Cleveland Federal Reserve President Loretta Mester believes that if the U.S. economy continues to grow at its current pace, she's unlikely to support further reductions to interest rates.
"At this point, if the economy continues where it is, I would probably say we should keep things the way they are," she told CNBC's Steve Liesman from Jackson Hole, Wyoming. "But, I am very attuned to the downside risks to this economy and I want to make sure we're always focused on our dual-mandate goals."
Mester, who isn't a current voting member of the Federal Open Market Committee, added that she didn't advocate for the Fed's quarter-point interest rate cut back in July.
"I supported leaving rates the same and looking for more data and letting things play out a little bit longer so that we would have a better view of whether we're in the weak-growth scenario or the trend-growth scenario," she said. Top Fed officials are currently gathered in Jackson Hole for their annual symposium to discuss monetary policy.

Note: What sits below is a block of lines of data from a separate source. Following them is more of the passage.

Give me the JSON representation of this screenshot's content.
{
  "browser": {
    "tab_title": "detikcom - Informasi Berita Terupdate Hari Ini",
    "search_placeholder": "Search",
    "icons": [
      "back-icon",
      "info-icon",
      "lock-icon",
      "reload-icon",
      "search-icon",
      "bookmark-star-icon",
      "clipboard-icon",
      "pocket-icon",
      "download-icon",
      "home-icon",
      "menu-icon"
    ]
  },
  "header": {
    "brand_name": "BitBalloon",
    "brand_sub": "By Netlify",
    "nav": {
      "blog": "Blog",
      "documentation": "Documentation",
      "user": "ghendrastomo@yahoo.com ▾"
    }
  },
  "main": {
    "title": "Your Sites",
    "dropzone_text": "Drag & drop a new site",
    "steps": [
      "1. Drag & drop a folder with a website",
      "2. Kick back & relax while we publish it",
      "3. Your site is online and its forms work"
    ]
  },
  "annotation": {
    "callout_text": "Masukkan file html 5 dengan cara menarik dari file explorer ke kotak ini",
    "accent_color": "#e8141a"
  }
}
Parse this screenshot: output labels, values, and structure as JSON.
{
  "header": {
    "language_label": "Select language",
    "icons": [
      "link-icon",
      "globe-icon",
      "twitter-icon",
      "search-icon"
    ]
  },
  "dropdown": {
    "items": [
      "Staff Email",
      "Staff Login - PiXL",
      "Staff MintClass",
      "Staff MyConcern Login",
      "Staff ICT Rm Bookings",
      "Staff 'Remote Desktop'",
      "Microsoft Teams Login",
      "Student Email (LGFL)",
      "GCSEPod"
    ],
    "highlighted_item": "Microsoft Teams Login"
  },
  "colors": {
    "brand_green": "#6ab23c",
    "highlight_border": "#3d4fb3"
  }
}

Fed Chairman Jerome Powell will deliver a key policy speech at 10 a.m. ET.
At its July policy meeting the Federal Reserve gratified markets in reducing its target range for overnight lending by 25 basis points, to a target range of 2% to 2.25%. That marked the first rate cut since the start of the financial crisis more than a decade ago.
"You have to take a signal from what's going on with U.S. yields. I think the signal is probably not as strong as it has been in the past because there's other factors affecting the long end of the curve," Mester said. "Bond investors, obviously, have a more pessimistic view of the U.S. economy than some economists do ... that's one piece of information that you take into account."